Durch die Abschaffung unnötiger Bürokratie werden unternehmerische Kapazitäten frei, die zum einen produktiv und zum anderen für Innovation und Investitionen verwendet werden können. Gründer- und Unternehmergeist werden gefördert und durch die Abschaffung der Misstrauenskultur entsteht die Chance auf einen Dialog auf Augenhöhe.

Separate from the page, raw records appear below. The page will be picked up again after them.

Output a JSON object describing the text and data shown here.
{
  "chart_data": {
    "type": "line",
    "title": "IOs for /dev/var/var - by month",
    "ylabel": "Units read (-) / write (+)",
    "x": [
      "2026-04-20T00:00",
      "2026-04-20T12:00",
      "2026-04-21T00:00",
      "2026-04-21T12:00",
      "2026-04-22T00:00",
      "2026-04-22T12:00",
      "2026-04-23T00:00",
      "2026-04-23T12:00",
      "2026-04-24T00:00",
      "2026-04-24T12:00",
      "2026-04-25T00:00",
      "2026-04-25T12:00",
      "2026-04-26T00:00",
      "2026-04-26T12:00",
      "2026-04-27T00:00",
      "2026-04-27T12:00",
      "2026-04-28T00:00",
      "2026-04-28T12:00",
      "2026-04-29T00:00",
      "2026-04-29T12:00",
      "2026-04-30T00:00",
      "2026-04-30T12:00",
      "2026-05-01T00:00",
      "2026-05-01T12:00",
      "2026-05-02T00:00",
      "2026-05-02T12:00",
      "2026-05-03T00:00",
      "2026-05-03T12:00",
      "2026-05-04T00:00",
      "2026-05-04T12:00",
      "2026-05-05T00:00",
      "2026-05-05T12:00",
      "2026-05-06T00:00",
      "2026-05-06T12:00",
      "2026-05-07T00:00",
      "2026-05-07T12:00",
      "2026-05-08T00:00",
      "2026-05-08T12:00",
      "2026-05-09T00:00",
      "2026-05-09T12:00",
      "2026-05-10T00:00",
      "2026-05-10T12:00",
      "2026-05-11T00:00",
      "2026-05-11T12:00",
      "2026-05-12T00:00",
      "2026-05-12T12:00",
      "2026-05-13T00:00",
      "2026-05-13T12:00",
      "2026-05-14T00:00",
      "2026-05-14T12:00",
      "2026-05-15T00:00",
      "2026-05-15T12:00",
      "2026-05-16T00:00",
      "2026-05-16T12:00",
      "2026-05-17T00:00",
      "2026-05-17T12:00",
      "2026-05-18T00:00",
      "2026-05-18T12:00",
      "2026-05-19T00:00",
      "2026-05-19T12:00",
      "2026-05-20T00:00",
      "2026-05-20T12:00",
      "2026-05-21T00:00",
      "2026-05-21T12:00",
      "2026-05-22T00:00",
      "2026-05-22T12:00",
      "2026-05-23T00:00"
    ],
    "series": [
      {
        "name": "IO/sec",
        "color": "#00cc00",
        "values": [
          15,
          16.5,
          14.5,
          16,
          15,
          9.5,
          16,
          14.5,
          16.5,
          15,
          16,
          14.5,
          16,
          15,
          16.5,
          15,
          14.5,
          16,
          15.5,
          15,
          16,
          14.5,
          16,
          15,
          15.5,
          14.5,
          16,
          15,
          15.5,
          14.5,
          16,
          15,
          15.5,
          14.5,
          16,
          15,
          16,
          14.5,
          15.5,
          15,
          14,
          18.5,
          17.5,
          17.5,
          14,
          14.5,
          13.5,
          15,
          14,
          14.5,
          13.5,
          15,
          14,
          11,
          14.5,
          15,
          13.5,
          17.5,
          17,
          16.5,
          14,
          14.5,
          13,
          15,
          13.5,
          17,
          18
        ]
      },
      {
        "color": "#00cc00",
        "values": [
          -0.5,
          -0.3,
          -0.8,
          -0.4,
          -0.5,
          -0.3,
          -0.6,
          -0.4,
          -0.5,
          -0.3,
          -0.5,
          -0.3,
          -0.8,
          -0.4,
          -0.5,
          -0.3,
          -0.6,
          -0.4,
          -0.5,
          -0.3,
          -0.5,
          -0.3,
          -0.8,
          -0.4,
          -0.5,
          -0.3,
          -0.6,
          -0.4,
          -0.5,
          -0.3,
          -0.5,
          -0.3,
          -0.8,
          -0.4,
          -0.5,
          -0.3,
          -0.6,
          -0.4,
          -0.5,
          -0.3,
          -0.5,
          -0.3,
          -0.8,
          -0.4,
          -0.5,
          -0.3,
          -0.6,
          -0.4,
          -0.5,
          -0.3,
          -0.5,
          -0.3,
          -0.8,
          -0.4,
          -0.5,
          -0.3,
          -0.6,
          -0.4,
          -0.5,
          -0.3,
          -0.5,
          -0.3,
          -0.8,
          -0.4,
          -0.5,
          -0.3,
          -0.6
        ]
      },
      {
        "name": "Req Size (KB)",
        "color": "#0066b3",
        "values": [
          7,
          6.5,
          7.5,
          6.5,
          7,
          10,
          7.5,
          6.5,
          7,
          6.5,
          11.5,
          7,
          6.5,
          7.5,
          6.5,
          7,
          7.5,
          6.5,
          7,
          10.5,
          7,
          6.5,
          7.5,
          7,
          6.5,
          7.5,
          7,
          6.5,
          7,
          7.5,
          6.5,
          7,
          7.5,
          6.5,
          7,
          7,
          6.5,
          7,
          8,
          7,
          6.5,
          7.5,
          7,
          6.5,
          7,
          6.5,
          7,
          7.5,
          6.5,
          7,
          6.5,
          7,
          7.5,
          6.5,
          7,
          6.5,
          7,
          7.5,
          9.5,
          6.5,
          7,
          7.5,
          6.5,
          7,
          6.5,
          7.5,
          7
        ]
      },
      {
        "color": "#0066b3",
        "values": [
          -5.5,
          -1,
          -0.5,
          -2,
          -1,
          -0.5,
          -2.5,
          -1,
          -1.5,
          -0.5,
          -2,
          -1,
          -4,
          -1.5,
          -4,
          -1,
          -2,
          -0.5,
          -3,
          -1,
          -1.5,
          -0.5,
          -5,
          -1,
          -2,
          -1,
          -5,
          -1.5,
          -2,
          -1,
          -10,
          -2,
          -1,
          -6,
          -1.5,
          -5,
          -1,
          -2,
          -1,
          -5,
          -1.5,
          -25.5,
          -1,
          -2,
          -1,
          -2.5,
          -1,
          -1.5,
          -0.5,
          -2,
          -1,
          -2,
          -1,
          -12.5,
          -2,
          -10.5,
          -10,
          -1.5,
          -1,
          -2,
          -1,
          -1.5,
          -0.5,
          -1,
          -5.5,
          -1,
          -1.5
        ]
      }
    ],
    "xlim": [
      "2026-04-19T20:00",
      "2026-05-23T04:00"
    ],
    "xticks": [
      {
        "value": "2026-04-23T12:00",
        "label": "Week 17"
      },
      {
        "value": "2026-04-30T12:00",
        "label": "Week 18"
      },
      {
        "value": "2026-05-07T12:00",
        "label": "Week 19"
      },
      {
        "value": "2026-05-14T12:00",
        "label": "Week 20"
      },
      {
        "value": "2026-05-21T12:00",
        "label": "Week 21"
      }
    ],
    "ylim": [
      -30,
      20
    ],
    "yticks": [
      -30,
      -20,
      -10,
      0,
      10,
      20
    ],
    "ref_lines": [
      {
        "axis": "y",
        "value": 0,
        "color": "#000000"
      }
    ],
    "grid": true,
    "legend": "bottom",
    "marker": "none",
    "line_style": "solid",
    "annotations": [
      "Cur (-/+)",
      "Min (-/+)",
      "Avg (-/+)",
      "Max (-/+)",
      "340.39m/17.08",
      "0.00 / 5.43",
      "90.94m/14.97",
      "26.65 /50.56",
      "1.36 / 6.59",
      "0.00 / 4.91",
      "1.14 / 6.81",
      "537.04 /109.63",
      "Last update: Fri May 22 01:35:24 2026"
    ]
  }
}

2. Niedrigere Energiepreise und Ausbau der Energieinfrastruktur – für eine wettbewerbsfähige Wirtschaft!

Forderung:

Industrie und Mittelstand benötigen sichere und kostengünstige Energie als Lebenselixier. Deutschland muss bis spätestens 2030 auch hier wieder international wettbewerbsfähig werden. Um das Energieangebot zu erhöhen, muss der Ausbau der Erneuerbaren Energien weiter vorangebracht werden. Dies allein reicht jedoch nicht aus. Auch die Infrastruktur, bestehend aus Netzen und Speichern, muss Schritt halten, um eine 24/7-Versorgungssicherheit zu gewährleisten. Es bedarf der Beschleunigung des Netzausbaus in allen Spannungsebenen und verbesserter Koordination mit dem Ausbau erneuerbarer Energien sowie eines beschleunigten Ausbaus von Stromspeicherkapazitäten. Die hierdurch entstehenden Kosten dürfen im internationalen Vergleich nicht zu einer Mehrbelastung von Unternehmen führen.

Handlungsempfehlung:

  • Deckelung der Netzentgelte (StromNEV): Angesichts der anstehenden Erhöhungen ist eine Deckelung für die (gewerblichen) Endkunden erforderlich. Die Finanzierung der dringend notwendigen Investitionen in Netze kann über Amortisationskonten erfolgen. Neue Flexibilitätsanreize dürfen nicht zu Mehrbelastungen bei Akteuren führen, welche nicht zu einer Flexibilisierung in der Lage sind.
  • Senkung der Stromsteuer (StromStG): Für die Wirtschaft muss die Stromsteuer auf das europäische Mindestniveau herabgesetzt werden.
  • Finanzierung weiterer Umlagen über den Staatshaushalt: Für die Senkung der Energiekosten für die Wirtschaft in ihrer gesamten Breite müssen nach der EEG-Umlage weitere Umlagen staatlich finanziert werden.
  • Zügige Umsetzung der Kraftwerksstrategie (KWSG): Die Ausschreibung von Back-up-Kraftwerken und Langzeitspeichern mit ausreichender Leistung muss zügig umgesetzt werden.
  • Überarbeitung des Energiewirtschaftsgesetzes (EnWG): Vereinfachung der Netzregulierung und Einführung von Anreizen für den Ausbau der Speicherkapazitäten, zum Beispiel durch die Befreiung von Stromspeichern von Baukostenzuschüssen bei der Netzanbindung
  • Anpassung des Treibhausgas-Emissionshandelsgesetzes (TEHG): Stärkere Integration in den EU-Emissionshandel und Vermeidung nationaler Alleingänge.
  • Vereinfachung von Herkunftsnachweisen (HKNR): Herkunftsnachweise für förderfähigen Grünstrom in der Industrie müssen einfacher gestaltet werden. Ein generisches Zertifikat des Stromerzeugers muss ausreichen.
  • Novellierung des Messstellenbetriebsgesetzes (MsbG) abschließen:  Die Modernisierung und Digitalisierung der Infrastruktur auf Verteilnetzebene muss zügig umgesetzt werden. Der bereits festgesetzte Handlungsrahmen für die Netzbetreiber sollte nicht erneut geändert werden.

Konsequenz:

Durch den beschleunigten Ausbau der Netz- und Speicherinfrastruktur erhöht sich nicht nur die Wettbewerbsfähigkeit der hier ansässigen Unternehmen, sondern auch die Standortattraktivität für Neuansiedlungen, die auf Energie aus nachhaltigen Quellen zur wettbewerbsfähigen Gesamtpreisen angewiesen sind.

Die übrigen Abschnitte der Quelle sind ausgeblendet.